The Battle of Evermore Semantical Differences Without Distinctions

The Beat Goes On

I recall orienting new staff to the world of performance-based T&D in the early 1990s when the shift in language was happening – thanks to Peter Senge and his “5th Discipline” and the Learning Organization.

I had already read the book – as one tended to read what their clients were reading – when my clients began this shift in their names – from T&D to L&D, of one sort or another.

Many made a clueless move – thinking that their T&D function/department – WAS the Learning Organization. They either hadn’t read the book, or hadn’t read it for comprehension.

So, 42 years into it, soon to be 43, I watched us go from IT – Instructional Technologists — to ID – Instructional Developers and ISD – Instructional Systems Developers — when MIS – Management Information Systems became IT – Information Technology.

I witnessed ID and ISD go from Instructional Developers and Instructional Systems Developers – to Instructional Designers and Instructional Systems Designers.

ADDIE – which the late Joe Harless wrote out, in 1983, as Analysis, Design, Development, Implementation, and Evaluation (without using the acronym) was the “framework” for Performance Improvement efforts (which included Instruction) – has also been subject of semantical parsing and revisionism.

And all too often set up quickly as a straw model to then be immediately bayonetted in some marketing ploy.

A recent podcast I listened to while sitting in my car while waiting on my wife at the urgent care center (strep throat) yesterday, had Tim Slade talking about (let me paraphrase here) that whatever you call it – it’s mostly distinctions without differences.

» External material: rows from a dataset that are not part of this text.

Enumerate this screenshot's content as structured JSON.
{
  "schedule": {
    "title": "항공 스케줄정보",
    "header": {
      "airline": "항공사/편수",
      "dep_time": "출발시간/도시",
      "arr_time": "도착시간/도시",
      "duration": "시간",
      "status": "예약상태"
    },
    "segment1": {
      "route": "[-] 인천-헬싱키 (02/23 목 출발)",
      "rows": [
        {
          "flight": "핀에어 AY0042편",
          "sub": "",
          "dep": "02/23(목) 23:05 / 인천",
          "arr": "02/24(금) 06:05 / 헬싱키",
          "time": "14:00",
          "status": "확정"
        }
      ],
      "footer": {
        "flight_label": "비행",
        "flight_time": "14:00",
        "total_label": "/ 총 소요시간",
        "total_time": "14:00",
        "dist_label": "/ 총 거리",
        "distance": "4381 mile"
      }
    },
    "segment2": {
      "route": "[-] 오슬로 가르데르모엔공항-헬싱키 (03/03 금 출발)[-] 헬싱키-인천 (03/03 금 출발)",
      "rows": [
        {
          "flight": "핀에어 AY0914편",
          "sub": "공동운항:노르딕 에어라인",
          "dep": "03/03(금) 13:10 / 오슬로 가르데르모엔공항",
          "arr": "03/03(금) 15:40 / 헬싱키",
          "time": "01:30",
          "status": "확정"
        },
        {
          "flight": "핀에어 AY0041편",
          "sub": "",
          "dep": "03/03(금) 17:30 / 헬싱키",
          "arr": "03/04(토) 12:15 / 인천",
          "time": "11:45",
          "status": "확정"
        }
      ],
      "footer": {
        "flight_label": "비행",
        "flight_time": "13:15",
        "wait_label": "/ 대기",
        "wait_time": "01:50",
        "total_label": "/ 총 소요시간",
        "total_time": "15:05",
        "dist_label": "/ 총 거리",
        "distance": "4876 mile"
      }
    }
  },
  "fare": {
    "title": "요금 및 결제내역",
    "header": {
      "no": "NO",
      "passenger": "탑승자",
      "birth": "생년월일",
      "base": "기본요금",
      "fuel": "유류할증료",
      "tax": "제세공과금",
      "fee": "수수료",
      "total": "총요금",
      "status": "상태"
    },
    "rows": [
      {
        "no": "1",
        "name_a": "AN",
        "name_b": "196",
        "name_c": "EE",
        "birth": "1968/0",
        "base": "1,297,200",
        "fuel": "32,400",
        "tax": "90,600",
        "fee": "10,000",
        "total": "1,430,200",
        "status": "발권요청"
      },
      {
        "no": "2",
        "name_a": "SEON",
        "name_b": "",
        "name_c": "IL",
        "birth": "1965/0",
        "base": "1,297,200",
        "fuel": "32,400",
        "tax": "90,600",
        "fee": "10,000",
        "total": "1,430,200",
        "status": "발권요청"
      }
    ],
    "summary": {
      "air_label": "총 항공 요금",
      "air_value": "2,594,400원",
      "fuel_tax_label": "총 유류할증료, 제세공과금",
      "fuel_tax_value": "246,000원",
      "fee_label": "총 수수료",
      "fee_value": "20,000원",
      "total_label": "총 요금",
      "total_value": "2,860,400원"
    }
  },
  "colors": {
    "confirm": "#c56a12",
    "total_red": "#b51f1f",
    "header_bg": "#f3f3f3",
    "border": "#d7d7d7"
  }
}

At least that was my takeaway, in the moment, in the parking lot.

In my 40+ years in the L&D field, I’ve seen the continuous battle over our language and labels – and most have been differences without much distinction.

Although precision in meaning is admirable – the constant churn of labels, often driven by marketing efforts in an attempt to differentiate – we have made climbing the Learning Curve for people new to the profession – damn difficult.

Damn Difficult.

I wish we could stop.

Can old Charlie grab the handle – and bring this Crazy Train to a stop?